La posverdad, distorsión deliberada de la realidad para manipular creencias, emociones, influir en la opinión pública y las actitudes sociales, parece ser una práctica común en Latinoamérica. Esa distorsión de la verdad hace uso y abuso de discursos emocionales que alteran o ignoran los hechos.
En Bolivia, el presidente Luis Arce advierte sobre un nuevo intento de golpe de Estado: “La derecha quiere ganar con esos movimientos lo que no pudo ganar en las urnas”. Pero más de 1 millón de ciudadanos salieron a las calles de Santa Cruz –en medio de un inaudito estado de sitio por más de 25 días– para participar en el Cabildo abierto que exige sincerar las cifras del cuestionado padrón electoral boliviano, con el lema “sí o sí al censo 2023”.
El gobierno de Venezuela denuncia que existe “un intento de golpe de Estado por quienes califica de traidores». Pero en septiembre de este año la ONU aportó pruebas sobre crímenes contra la humanidad con “indicios de genocidio en la crisis de derechos humanos durante el gobierno de Nicolás Maduro, recolectados por expertos desde 2014 a la fecha”.
Pedro Castillo afirma que en el Perú se intenta «una nueva modalidad de golpe de Estado”, en respuesta a la denuncia constitucional que lo acusa de liderar una organización criminal. Hace uso y abuso de los fondos públicos para mejorar su alicaída popularidad, manipulando a la opinión pública.
Estos son solo ejemplos de esta posverdad que suele derrumbarse con la popularidad de algunos mandatarios. Un estudio de líderes de opinión en 2022 muestra la desaprobación de diversos presidentes latinoamericanos por su mala gestión económica y sistemas políticos. Nicolás Maduro tiene 5% de aprobación y sólo 1% considera a Venezuela como democracia plena. El presidente de Cuba, Miguel Diaz-Canel obtiene 14% de aprobación y 2% en la percepción democrática. Datos recientes miden la aprobación de: Luis Arce con 30% en Bolivia, Guillermo Lasso con 28% en Ecuador, el régimen peruano de Pedro Castillo bordea el 26%, Gabriel Boric con una aprobación descendente de 25% en Chile y Alberto Fernández con 18% en Argentina, entre otros resultados.
Estos datos muestran la percepción sobre la democracia en nuestra región, donde la desaprobación presidencial parece tener una correlación con la preocupante violación de los derechos y libertades. “Uno de los más grandes errores es juzgar a las políticas y programas por sus intenciones, en lugar de por sus resultados”, afirmaba Milton Friedman.
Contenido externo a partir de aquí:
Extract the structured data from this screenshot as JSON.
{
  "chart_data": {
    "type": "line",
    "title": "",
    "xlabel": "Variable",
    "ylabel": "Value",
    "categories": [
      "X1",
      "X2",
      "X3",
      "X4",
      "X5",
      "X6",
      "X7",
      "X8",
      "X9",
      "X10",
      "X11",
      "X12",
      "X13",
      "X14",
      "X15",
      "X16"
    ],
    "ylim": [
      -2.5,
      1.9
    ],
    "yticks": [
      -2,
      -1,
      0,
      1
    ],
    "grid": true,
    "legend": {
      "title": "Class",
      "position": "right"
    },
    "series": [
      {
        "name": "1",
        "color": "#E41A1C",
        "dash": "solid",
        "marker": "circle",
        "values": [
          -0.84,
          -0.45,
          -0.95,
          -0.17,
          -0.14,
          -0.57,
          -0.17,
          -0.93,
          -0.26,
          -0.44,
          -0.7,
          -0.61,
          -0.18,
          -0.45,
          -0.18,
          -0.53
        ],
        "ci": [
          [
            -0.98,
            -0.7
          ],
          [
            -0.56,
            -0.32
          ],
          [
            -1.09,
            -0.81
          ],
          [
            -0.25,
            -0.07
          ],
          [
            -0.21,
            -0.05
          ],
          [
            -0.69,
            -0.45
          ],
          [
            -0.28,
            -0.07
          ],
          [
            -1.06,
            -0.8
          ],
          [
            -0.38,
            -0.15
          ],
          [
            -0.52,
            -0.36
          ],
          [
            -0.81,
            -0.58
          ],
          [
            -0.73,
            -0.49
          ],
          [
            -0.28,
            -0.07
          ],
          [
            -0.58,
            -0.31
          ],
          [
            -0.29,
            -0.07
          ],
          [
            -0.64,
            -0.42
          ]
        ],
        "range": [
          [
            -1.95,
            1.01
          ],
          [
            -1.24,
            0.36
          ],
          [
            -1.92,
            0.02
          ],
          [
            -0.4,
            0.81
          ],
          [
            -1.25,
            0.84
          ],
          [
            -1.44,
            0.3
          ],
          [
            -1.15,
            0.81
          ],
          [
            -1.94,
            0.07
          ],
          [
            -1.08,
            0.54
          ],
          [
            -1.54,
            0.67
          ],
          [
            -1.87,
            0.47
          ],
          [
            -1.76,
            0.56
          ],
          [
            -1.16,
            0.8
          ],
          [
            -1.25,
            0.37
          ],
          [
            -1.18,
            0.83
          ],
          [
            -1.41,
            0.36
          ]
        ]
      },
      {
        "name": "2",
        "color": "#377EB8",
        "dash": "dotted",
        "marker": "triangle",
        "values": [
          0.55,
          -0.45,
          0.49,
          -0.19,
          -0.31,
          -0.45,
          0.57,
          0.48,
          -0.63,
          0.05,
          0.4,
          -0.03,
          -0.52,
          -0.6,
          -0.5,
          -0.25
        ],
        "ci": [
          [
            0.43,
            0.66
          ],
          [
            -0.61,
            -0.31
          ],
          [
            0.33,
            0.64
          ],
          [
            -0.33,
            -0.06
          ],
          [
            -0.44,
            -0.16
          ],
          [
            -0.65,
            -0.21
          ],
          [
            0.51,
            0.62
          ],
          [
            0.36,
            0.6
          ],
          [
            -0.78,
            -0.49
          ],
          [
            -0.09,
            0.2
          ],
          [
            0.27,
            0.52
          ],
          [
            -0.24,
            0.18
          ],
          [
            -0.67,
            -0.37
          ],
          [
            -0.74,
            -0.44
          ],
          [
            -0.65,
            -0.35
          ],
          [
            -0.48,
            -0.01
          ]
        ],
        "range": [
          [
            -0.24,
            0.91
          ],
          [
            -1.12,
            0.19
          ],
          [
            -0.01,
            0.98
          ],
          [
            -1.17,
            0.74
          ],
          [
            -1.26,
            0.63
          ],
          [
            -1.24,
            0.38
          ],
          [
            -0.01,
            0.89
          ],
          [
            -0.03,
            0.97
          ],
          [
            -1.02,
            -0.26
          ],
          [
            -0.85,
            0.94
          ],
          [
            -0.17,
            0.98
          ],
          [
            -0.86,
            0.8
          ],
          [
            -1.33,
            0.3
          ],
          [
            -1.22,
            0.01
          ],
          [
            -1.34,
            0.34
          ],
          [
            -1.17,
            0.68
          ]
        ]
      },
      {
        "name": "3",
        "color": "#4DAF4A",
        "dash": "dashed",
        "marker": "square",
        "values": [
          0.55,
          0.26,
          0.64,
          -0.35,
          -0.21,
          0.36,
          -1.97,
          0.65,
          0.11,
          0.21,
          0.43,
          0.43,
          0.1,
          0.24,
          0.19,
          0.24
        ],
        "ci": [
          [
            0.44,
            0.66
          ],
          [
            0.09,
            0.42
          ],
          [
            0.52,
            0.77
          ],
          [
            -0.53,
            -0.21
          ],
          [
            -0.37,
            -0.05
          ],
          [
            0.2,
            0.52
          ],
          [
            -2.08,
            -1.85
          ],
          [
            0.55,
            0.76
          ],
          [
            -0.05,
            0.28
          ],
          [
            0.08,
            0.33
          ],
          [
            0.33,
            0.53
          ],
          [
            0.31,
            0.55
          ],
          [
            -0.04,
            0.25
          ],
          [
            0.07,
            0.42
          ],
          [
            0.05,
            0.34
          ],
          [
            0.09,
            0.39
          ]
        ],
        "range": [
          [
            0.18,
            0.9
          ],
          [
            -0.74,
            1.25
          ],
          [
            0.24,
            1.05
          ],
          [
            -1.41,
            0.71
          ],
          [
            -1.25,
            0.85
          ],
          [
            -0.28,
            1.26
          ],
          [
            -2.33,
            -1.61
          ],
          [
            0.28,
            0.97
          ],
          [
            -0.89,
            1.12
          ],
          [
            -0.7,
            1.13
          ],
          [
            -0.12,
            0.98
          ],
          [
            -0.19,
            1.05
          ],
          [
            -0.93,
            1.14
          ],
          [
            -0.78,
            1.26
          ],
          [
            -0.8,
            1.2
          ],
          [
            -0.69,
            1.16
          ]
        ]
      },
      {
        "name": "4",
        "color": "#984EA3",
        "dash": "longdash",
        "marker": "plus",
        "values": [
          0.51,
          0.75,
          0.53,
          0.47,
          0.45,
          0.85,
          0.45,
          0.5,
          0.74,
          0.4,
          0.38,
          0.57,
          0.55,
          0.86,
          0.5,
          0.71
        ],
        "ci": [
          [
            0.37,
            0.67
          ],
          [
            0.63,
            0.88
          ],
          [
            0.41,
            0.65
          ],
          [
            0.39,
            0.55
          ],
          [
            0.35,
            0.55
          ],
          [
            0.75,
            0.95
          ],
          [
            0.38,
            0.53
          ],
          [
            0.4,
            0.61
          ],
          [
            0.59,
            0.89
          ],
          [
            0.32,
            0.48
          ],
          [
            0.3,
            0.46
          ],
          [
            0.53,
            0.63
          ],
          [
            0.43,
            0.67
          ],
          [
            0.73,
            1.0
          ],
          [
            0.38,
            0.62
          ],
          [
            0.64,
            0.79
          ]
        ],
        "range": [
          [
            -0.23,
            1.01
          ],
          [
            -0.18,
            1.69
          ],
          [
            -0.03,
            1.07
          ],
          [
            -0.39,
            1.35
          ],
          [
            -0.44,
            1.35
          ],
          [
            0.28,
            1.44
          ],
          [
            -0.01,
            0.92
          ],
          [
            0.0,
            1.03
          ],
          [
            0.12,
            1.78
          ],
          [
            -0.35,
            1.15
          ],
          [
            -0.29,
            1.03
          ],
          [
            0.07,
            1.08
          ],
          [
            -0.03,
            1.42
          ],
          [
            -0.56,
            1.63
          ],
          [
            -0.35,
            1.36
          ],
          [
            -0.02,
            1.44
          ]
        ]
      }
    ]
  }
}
Pero este hecho parece no tener relevancia en esta Latinoamérica que lleva al poder a candidatos con ese modelo político cuyo fracaso puede constatarse con los índices de pobreza extrema, bienestar social deficiente y ausencia de libertades.
En El Salvador, Nayib Bukele muestra 86% de aprobación –con un estilo de liderazgo de rasgos autoritarios–, pretendiendo ser reelegido, aunque la Constitución lo prohíba. Parece ser que, cuando el pueblo exige solución a los problemas urgentes –inseguridad ciudadana en el caso salvadoreño– está dispuesta a pagar un alto precio.
“El político debe tener: amor apasionado por su causa, ética de su responsabilidad, mesura en sus actuaciones” (Max Weber – 1864). Pero esos valores parecieran deteriorarse con el pasar de los años. La pobreza y las brechas sociales –aunque graves y preocupantes– han ido disminuyendo en el tiempo, pero no se ha logrado esa unidad que permita superar los problemas de la región. Pareciera ser el discurso divisionista, ese relato plagado de posverdad, el que contamina a los países latinoamericanos. Ese relato nos sigue alejando del verdadero propósito: educación de calidad, erradicación de la pobreza, reducción de las brechas y oportunidades para la población menos favorecida.